The problem was, the news was out that Marilyn Monroe was the naked girl on those scandalous calendars. In 1952, nice girls didn’t pose nude. When a UPI reporter, Aline Mosby, alerted the brass at Twentieth Century Fox, the boss, Darryl Zanuck, hit the roof. Zanuck was a buck-toothed and bumptious tyrant who demanded obedience, and enforced it with rage. He want
ed Marilyn to deny that was her—deny everything! It was Skolsky who advised her to tell the truth, and tell it exclusively to Mosby (who had written, some months before, a syrupy account of Marilyn’s childhood—the “little orphan girl” who’d made it big).
So despite Zanuck’s threats (Her career would be ruined! He would exercise the morals clause in her contract—and cut her loose!) . . . Marilyn went to lunch with Mosby, and took her to the ladies’ room of the restaurant, to offer her tearful tale: she’d been broke, scared, and hungry—otherwise she never would have done it. But that fifty dollars was the only way to pay the rent! . . .)
Mosby’s scoop would hit the papers that March 13—the day that Marilyn signed on for dinner with Joe. The way Skolsky (and Miss Monroe) had it figured, if the most admired hero in the country thought her a nice, decent girl, worthy of his company (in public—and in hyper-public print) . . . well, what more did anybody need to know?

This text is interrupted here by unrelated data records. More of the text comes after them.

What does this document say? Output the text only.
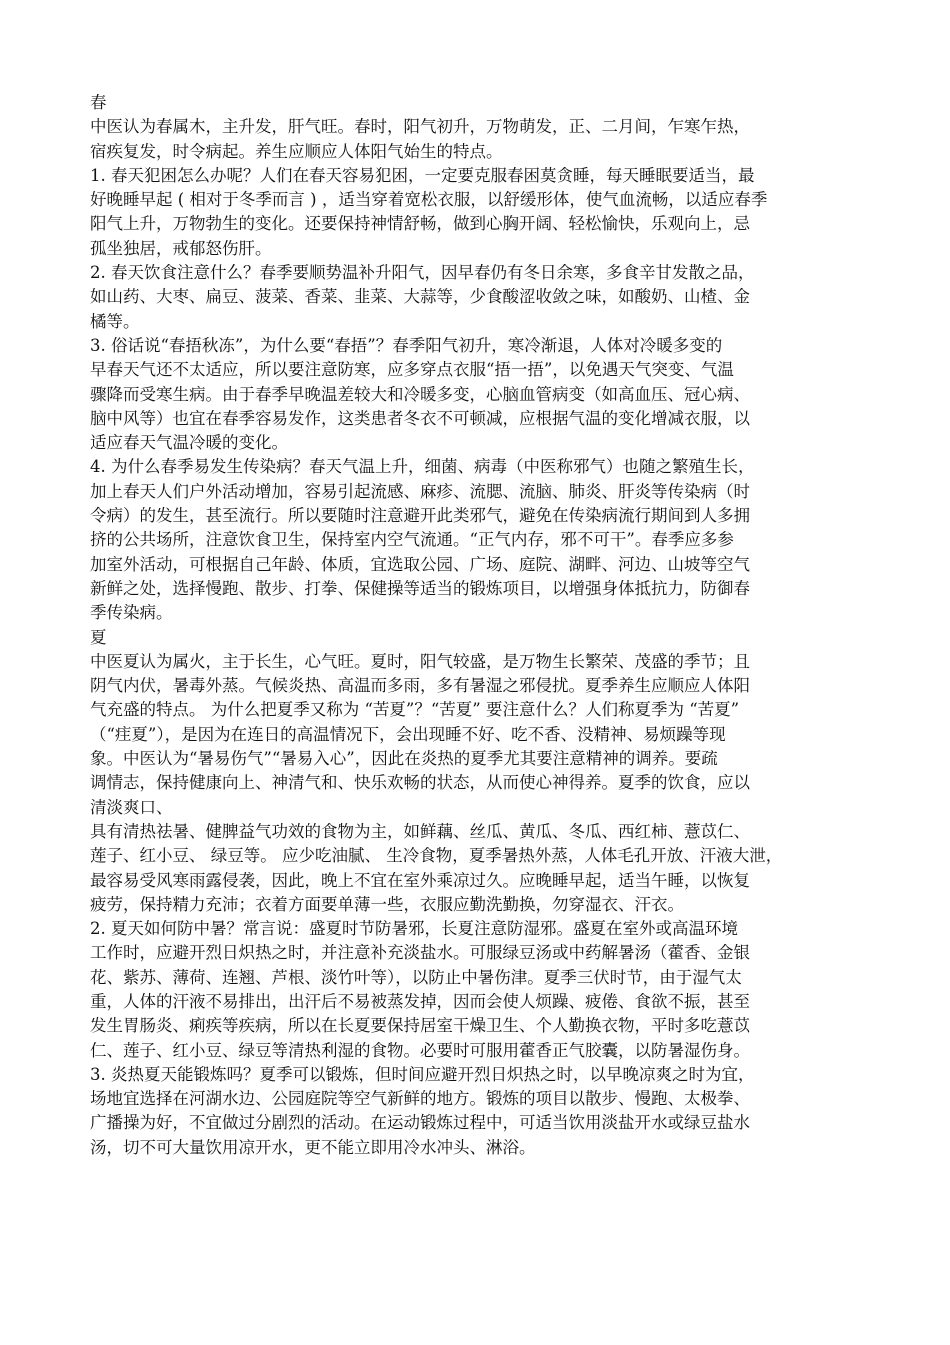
春
中医认为春属木，主升发，肝气旺。春时，阳气初升，万物萌发，正、二月间，乍寒乍热，
宿疾复发，时令病起。养生应顺应人体阳气始生的特点。
1. 春天犯困怎么办呢？人们在春天容易犯困，一定要克服春困莫贪睡，每天睡眠要适当，最
好晚睡早起 ( 相对于冬季而言 ) ，适当穿着宽松衣服，以舒缓形体，使气血流畅，以适应春季
阳气上升，万物勃生的变化。还要保持神情舒畅，做到心胸开阔、轻松愉快，乐观向上，忌
孤坐独居，戒郁怒伤肝。
2. 春天饮食注意什么？春季要顺势温补升阳气，因早春仍有冬日余寒，多食辛甘发散之品，
如山药、大枣、扁豆、菠菜、香菜、韭菜、大蒜等，少食酸涩收敛之味，如酸奶、山楂、金
橘等。
3. 俗话说“春捂秋冻”，为什么要“春捂”？春季阳气初升，寒冷渐退，人体对冷暖多变的
早春天气还不太适应，所以要注意防寒，应多穿点衣服“捂一捂”，以免遇天气突变、气温
骤降而受寒生病。由于春季早晚温差较大和冷暖多变，心脑血管病变（如高血压、冠心病、
脑中风等）也宜在春季容易发作，这类患者冬衣不可顿减，应根据气温的变化增减衣服，以
适应春天气温冷暖的变化。
4. 为什么春季易发生传染病？春天气温上升，细菌、病毒（中医称邪气）也随之繁殖生长，
加上春天人们户外活动增加，容易引起流感、麻疹、流腮、流脑、肺炎、肝炎等传染病（时
令病）的发生，甚至流行。所以要随时注意避开此类邪气，避免在传染病流行期间到人多拥
挤的公共场所，注意饮食卫生，保持室内空气流通。“正气内存，邪不可干”。春季应多参
加室外活动，可根据自己年龄、体质，宜选取公园、广场、庭院、湖畔、河边、山坡等空气
新鲜之处，选择慢跑、散步、打拳、保健操等适当的锻炼项目，以增强身体抵抗力，防御春
季传染病。
夏
中医夏认为属火，主于长生，心气旺。夏时，阳气较盛，是万物生长繁荣、茂盛的季节；且
阴气内伏，暑毒外蒸。气候炎热、高温而多雨，多有暑湿之邪侵扰。夏季养生应顺应人体阳
气充盛的特点。 为什么把夏季又称为 “苦夏”？“苦夏” 要注意什么？人们称夏季为 “苦夏”
（“疰夏”），是因为在连日的高温情况下，会出现睡不好、吃不香、没精神、易烦躁等现
象。中医认为“暑易伤气”“暑易入心”，因此在炎热的夏季尤其要注意精神的调养。要疏
调情志，保持健康向上、神清气和、快乐欢畅的状态，从而使心神得养。夏季的饮食，应以
清淡爽口、
具有清热祛暑、健脾益气功效的食物为主，如鲜藕、丝瓜、黄瓜、冬瓜、西红柿、薏苡仁、
莲子、红小豆、 绿豆等。 应少吃油腻、 生冷食物，夏季暑热外蒸，人体毛孔开放、汗液大泄，
最容易受风寒雨露侵袭，因此，晚上不宜在室外乘凉过久。应晚睡早起，适当午睡，以恢复
疲劳，保持精力充沛；衣着方面要单薄一些，衣服应勤洗勤换，勿穿湿衣、汗衣。
2. 夏天如何防中暑？常言说：盛夏时节防暑邪，长夏注意防湿邪。盛夏在室外或高温环境
工作时，应避开烈日炽热之时，并注意补充淡盐水。可服绿豆汤或中药解暑汤（藿香、金银
花、紫苏、薄荷、连翘、芦根、淡竹叶等），以防止中暑伤津。夏季三伏时节，由于湿气太
重，人体的汗液不易排出，出汗后不易被蒸发掉，因而会使人烦躁、疲倦、食欲不振，甚至
发生胃肠炎、痢疾等疾病，所以在长夏要保持居室干燥卫生、个人勤换衣物，平时多吃薏苡
仁、莲子、红小豆、绿豆等清热利湿的食物。必要时可服用藿香正气胶囊，以防暑湿伤身。
3. 炎热夏天能锻炼吗？夏季可以锻炼，但时间应避开烈日炽热之时，以早晚凉爽之时为宜，
场地宜选择在河湖水边、公园庭院等空气新鲜的地方。锻炼的项目以散步、慢跑、太极拳、
广播操为好，不宜做过分剧烈的活动。在运动锻炼过程中，可适当饮用淡盐开水或绿豆盐水
汤，切不可大量饮用凉开水，更不能立即用冷水冲头、淋浴。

As it turned out, Marilyn’s dangerous “scandal” would become an enormous public relations triumph—one of the building blocks of her legend. And, at the cost of his own lifelong heartache, so would Joe.
STILL, THAT COULDN’T explain why she went out with him the next night, and the next, and the next . . . in fact they were together every night he was in town—which was just about every night, till he had to go east, that April, to take up his job in the Yankee Stadium broadcast booth.
He was so different from all the chattery men who buzzed around her in Hollywood. He was a fascination. It wasn’t that he didn’t have anything to say—just that he didn’t have to say it. Like he already knew everything that they were always talking about. Even about her.